Por Enio Squeff (publicado na “Folha de S. Paulo” em 05 de outubro de 1983).
ORQUESTRA SINFÔNICA ESTADUAL – Webern: Seis peças para orquestra opus 6. Alban Berg: três excertos da ópera “Wozzeck”, para soprano; solista: Maria Lucia Godoi, regente: Eleazar de Carvalho. Schoenberg: concerto para piano e orquestra, opus 42: solista: Caio Pagano, regente Oswaldo Colarusso. Dia 3, no Teatro de Cultura Artística.

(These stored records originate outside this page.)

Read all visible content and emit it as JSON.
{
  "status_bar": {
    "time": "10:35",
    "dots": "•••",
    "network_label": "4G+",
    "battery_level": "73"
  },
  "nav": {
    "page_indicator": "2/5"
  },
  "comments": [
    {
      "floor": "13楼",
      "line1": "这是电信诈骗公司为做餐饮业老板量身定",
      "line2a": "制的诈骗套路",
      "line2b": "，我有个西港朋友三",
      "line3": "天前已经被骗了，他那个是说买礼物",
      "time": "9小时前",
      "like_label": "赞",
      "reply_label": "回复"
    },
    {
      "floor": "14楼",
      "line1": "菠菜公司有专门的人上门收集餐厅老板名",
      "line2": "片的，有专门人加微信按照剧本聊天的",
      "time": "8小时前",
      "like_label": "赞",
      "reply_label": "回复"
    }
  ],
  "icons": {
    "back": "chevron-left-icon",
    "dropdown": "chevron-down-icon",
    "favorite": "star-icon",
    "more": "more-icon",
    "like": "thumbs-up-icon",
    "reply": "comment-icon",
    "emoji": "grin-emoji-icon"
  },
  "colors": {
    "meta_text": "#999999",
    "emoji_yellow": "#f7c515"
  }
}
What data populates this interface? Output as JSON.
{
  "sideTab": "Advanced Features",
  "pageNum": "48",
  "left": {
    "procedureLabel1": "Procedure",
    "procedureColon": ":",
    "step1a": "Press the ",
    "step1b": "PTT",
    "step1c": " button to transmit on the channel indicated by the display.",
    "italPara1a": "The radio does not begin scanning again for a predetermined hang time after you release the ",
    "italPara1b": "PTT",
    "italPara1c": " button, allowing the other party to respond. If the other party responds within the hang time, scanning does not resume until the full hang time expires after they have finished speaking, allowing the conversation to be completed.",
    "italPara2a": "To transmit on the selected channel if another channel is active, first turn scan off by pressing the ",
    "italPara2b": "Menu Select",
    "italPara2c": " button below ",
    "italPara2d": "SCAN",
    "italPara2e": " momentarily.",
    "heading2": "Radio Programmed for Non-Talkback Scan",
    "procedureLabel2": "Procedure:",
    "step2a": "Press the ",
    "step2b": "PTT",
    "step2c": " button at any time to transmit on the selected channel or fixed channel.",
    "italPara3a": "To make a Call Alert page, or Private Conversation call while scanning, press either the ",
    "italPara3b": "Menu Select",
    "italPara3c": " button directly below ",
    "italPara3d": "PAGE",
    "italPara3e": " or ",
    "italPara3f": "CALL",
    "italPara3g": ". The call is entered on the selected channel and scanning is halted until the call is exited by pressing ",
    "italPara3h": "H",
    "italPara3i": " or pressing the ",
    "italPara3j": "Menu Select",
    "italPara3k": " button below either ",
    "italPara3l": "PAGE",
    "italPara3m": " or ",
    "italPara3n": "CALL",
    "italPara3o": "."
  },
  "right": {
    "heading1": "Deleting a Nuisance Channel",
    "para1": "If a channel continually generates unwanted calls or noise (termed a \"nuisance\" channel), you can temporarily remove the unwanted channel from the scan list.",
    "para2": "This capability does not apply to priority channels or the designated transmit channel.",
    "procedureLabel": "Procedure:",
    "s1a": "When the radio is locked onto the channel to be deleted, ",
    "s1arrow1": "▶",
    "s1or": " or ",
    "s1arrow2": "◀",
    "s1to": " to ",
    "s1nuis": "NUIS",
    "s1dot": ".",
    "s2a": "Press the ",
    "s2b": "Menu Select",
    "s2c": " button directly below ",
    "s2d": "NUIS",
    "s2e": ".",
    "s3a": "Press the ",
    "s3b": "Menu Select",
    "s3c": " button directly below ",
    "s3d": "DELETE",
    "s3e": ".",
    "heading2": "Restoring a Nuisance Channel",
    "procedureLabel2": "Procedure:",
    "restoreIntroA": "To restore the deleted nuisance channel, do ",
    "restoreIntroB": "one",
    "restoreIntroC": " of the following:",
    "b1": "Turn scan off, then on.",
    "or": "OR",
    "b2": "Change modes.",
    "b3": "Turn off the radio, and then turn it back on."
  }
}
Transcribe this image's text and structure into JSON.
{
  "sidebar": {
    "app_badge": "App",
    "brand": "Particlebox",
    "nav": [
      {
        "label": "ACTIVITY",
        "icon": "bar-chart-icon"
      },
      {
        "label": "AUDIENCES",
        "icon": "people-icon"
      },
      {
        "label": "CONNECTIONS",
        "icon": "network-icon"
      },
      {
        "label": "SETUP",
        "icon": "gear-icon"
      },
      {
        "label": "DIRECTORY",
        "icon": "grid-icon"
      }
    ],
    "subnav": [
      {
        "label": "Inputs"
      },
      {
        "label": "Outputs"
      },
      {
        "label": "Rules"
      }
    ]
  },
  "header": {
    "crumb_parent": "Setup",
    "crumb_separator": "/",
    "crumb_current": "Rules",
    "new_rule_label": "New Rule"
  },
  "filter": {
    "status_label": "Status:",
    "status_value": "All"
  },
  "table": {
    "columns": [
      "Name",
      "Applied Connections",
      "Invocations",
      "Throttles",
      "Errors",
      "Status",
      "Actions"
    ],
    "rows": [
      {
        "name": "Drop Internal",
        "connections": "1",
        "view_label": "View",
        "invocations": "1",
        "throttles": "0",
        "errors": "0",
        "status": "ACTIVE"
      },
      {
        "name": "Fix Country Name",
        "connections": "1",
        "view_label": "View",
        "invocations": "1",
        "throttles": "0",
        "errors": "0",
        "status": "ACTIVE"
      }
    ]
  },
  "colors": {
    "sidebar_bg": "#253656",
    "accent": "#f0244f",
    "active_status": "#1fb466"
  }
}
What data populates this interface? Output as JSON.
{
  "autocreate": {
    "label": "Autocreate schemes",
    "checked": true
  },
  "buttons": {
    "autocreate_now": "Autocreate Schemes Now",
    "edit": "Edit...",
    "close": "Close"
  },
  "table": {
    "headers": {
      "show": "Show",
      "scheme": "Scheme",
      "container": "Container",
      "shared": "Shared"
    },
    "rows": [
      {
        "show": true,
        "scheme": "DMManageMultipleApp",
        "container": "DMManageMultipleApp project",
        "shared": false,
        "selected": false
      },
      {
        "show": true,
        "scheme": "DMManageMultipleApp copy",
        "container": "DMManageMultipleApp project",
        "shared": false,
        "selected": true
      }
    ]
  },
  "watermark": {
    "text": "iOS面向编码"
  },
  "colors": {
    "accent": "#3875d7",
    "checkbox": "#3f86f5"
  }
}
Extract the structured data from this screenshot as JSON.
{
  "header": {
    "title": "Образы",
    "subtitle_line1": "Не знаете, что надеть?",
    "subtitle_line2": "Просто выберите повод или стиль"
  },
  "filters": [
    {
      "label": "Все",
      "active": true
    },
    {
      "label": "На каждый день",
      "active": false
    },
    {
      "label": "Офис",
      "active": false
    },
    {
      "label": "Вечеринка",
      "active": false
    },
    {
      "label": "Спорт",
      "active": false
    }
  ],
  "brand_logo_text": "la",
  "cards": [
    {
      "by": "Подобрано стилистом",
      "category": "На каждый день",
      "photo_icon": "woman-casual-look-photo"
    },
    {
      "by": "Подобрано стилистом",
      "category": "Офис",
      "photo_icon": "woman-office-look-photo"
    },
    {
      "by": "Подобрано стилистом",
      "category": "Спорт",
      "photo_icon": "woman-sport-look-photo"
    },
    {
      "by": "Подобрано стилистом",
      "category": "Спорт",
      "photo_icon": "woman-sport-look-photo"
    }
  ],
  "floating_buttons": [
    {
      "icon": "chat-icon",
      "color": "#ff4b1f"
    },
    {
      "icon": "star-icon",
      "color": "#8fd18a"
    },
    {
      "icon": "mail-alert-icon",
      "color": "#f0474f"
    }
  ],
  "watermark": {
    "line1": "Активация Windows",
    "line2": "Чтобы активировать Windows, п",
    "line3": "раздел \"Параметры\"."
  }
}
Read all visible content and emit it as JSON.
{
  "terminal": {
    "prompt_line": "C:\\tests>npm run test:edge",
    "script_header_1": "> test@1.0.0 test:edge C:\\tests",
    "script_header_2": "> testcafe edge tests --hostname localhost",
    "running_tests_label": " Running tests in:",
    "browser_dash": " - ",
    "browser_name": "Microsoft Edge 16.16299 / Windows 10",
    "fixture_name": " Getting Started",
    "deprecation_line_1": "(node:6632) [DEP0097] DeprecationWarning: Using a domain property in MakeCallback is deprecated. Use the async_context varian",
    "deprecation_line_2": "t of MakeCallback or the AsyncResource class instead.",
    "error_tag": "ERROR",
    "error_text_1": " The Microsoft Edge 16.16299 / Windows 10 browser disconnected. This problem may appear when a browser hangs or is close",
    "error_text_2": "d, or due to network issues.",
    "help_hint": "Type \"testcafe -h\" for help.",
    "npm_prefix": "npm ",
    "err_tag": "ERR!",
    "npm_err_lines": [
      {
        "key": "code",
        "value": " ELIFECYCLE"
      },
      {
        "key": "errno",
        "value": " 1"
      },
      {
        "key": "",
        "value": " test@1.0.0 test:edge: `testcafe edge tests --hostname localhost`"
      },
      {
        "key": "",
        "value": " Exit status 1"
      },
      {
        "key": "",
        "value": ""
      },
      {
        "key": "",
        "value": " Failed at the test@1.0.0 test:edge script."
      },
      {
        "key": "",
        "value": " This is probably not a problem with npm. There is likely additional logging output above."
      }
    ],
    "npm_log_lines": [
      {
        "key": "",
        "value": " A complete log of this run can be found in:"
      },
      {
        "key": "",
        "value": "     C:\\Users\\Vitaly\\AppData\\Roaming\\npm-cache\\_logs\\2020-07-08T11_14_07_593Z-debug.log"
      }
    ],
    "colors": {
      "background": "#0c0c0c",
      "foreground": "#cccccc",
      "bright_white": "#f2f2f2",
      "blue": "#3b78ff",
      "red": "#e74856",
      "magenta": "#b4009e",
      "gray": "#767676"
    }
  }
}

A coincidência entre a crise brasileira e a execução de músicas da “Segunda” Escola de Viena – que lembra o desfecho da República de Weimar, na Alemanha – poderia ensejar algumas reflexões e paralelismos pessimistas. A melhor música que se fazia na Alemanha pré-nazista previu o pior. Difícil não se pensar na mesma conjuntura quando pairam tantas ameaças sobre o Brasil. Ocorre que Schoenberg, Alban Berg e Webern foram também líricos e intimistas. Entre as ilações possíveis, fico apenas com o magnífico concerto com que a Estadual abriu a série de execuções destes compositores na semana.
Sabe-se que Alban Berg, Schoenberg e Webern serão ainda tocados outras vezes. Hoje, pelo pianista Caio Pagano, no Instituto Goethe. Amanhã, pela Sinfônica de Viena, no Municipal. Estou com a barba de molho. Por pura paranoia, certamente. Cheguei, aliás, a desconfiar de que fosse ela (a paranoia) a responsável pela emoção que senti ao ouvir as 6 peças opus 6, de Webern. E, mais que tudo, os três excertos da ópera de Wozzeck, executadas pela Estadual sob a direção do maestro Eleazar de Carvalho aos quais foi acrescentado o concerto para piano e orquestra, de Schoenberg, com Caio Pagano como solista e Oswaldo Colarusso como regente. Na execução dos trechos de “Wozzeck”, estava preparado para ouvir a quase sempre grande Maria Lucia Godoi. E, de fato, não pude deixar de imaginar a possibilidade de vê-la um dia como “Marie”, numa apresentação ideal de Wozzeck. Mas a maior surpresa ficou reservada mesmo ao desempenho da orquestra. Não falaria em perfeição técnica. O conjunto algumas vezes encobriu a voz da cantora. Mas existem momentos em que a música é emoção, é o inverso da possibilidade de discurso racional. E tivemos segunda-feira um dos grandes momentos da Estadual em vários anos.
Faço restrições à segunda parte exatamente neste nível. A orquestra também não esteve prefeita. Em alguns momentos a viola e o oboé lembraram menos a música dodecafônica do que o micro tonalismo. Tudo estaria bem, contudo, se sobrasse mais emoção. Não foi, porém, o que predominou. Louve-se, em tempo, a segurança do solista e do regente. Mas são músicos competentes. Bobagem não lhes exigir mais.
De qualquer modo, um belo concerto. Vamos esperar que o resto da semana repita a grande música de Weimar e de Viena.